Finally, I would argue that even if you DID hope to profit from this lawsuit, that it is nonetheless inappropriate on purely moral grounds. A resource like Eric Weissteins MathWeb should be made available to every middle-income black child in South Africa, every underpaid inner-city Chicago schoolteacher, and every assistant professor of mathematics at Princeton -- of the three, only one has a realistic opportunity to purchase your book.
I sincerely hope that you consider these issues and decide to withdraw your suit against Eric and others, allowing MathWeb to be reinstated. If you do so, please write me at mcherm@destiny.com to let me know.
-- Michael Chermside
Eric's work in college was tremendous, we seem to agree on that. After college, though, if he wanted to continue improving the site he needed to make money. He found a place in Wolfram that would pay him to continue his work and leave him largely autonomous and unrestricted. You think he could have done this as well part-time as hobby? No way! He didn't sell out and he wasn't greedy, he found a means to mold his work and not starve. I guarantee he isn't getting rich off this endeveour and calling him greedy is just wrong.
I have used Weisstein's encyclopaedia many times over the years and found it very useful. But one problem I always had with it was that Eric didn't always seem to understand what it was he was writing entries about. It seemed to me that he was just copying equations out of textbooks sometimes. In places he was copying from rather ancient texts and was using pretty non-contemporary notation. One day I was expecting another author to come chasing after him for stealing their text. My concern came true but not in quite the way I expected! Sad though, it was a hell of a useful site.
--
-- SIGFPE
The John Fogerty case is particularly interesting because it more closely resembles a trademark issue than a copyright issue.
John was sued because his later works were similar, not neccessarily plageristic, but sytlisticly similar. i.e., you could tell they were works by John Fogerty.

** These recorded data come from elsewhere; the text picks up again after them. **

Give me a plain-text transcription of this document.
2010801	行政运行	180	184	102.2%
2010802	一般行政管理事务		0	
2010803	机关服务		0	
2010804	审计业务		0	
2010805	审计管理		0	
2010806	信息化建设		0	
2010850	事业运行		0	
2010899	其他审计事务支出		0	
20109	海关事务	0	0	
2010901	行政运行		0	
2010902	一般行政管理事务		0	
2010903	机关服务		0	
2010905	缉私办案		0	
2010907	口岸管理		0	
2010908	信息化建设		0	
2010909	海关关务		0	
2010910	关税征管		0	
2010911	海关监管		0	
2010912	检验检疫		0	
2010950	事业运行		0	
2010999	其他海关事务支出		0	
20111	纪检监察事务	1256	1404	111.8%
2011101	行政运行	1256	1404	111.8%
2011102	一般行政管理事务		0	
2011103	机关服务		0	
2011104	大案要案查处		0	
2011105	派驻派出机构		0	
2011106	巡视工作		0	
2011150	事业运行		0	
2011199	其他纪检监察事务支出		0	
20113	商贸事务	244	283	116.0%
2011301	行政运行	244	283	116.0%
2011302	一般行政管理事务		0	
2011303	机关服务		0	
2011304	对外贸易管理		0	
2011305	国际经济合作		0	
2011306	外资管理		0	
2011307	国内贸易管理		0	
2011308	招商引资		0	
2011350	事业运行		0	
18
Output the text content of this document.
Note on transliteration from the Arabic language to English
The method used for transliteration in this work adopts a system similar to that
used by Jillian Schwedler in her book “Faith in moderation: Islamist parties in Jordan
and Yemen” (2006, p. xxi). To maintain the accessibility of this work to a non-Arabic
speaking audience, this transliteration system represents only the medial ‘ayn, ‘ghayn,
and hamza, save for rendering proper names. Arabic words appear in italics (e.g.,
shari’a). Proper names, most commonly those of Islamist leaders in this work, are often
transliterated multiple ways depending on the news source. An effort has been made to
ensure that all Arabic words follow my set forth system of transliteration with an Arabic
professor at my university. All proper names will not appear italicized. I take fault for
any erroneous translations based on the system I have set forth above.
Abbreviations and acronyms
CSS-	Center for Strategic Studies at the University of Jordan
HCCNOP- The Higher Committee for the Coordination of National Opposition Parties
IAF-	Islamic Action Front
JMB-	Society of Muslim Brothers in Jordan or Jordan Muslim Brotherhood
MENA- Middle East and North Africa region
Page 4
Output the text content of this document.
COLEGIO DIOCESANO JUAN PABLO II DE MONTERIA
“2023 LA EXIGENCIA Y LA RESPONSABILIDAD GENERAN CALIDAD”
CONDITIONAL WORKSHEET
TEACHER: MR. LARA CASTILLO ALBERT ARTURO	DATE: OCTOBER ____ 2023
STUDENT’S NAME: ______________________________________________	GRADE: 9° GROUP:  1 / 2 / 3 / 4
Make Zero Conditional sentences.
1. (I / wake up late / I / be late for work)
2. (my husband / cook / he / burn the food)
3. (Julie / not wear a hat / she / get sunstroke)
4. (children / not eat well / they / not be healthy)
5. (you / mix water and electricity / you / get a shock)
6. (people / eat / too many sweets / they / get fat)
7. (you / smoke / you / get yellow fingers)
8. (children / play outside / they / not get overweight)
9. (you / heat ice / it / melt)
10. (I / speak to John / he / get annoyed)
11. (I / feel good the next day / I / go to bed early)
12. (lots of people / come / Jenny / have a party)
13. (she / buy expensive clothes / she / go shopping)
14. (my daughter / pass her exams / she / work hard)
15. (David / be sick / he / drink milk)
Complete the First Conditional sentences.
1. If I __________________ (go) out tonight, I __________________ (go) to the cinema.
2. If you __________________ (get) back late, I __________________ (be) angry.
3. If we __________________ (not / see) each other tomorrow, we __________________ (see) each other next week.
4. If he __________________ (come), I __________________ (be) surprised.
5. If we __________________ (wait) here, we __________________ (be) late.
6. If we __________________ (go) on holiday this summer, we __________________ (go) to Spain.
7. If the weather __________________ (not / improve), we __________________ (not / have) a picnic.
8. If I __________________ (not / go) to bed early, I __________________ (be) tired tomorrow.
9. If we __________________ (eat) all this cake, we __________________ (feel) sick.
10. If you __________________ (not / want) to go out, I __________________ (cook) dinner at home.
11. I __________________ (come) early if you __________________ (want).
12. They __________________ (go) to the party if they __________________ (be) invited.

It's as if Mark Twain were sued for writting and publishing Huck Finn by the publishers of Tom Sawyer.
CRC didn't walk up to the web host and say, "you're hosting illegal content". They walked up to the American company whose site it was and said, "you're distributing illegal content".
It doesn't matter whether it's hosted in your office, or in the Cayman Islands. The lawyers aren't going to try to physically shut down your server. The lawyers are not usually even going to call your hosting company. They're going to send you a cease and desist, and your corporate lawyers will say "better listen to them".
Besides that, this isn't some great moral crusade. This is a published book that the author wanted to distribute online, probably (I'm assuming) in violation of his contract with the publisher.
I assume that CRC Press does in fact own the rights to most of the material found in Mathworld. Then the right thing to do would be for Wolfram to pay CRC Press for the rights to publish Mathworld online (I would be surprised if CRC isn't willing to work out some sort of licensing deal with Wolfram).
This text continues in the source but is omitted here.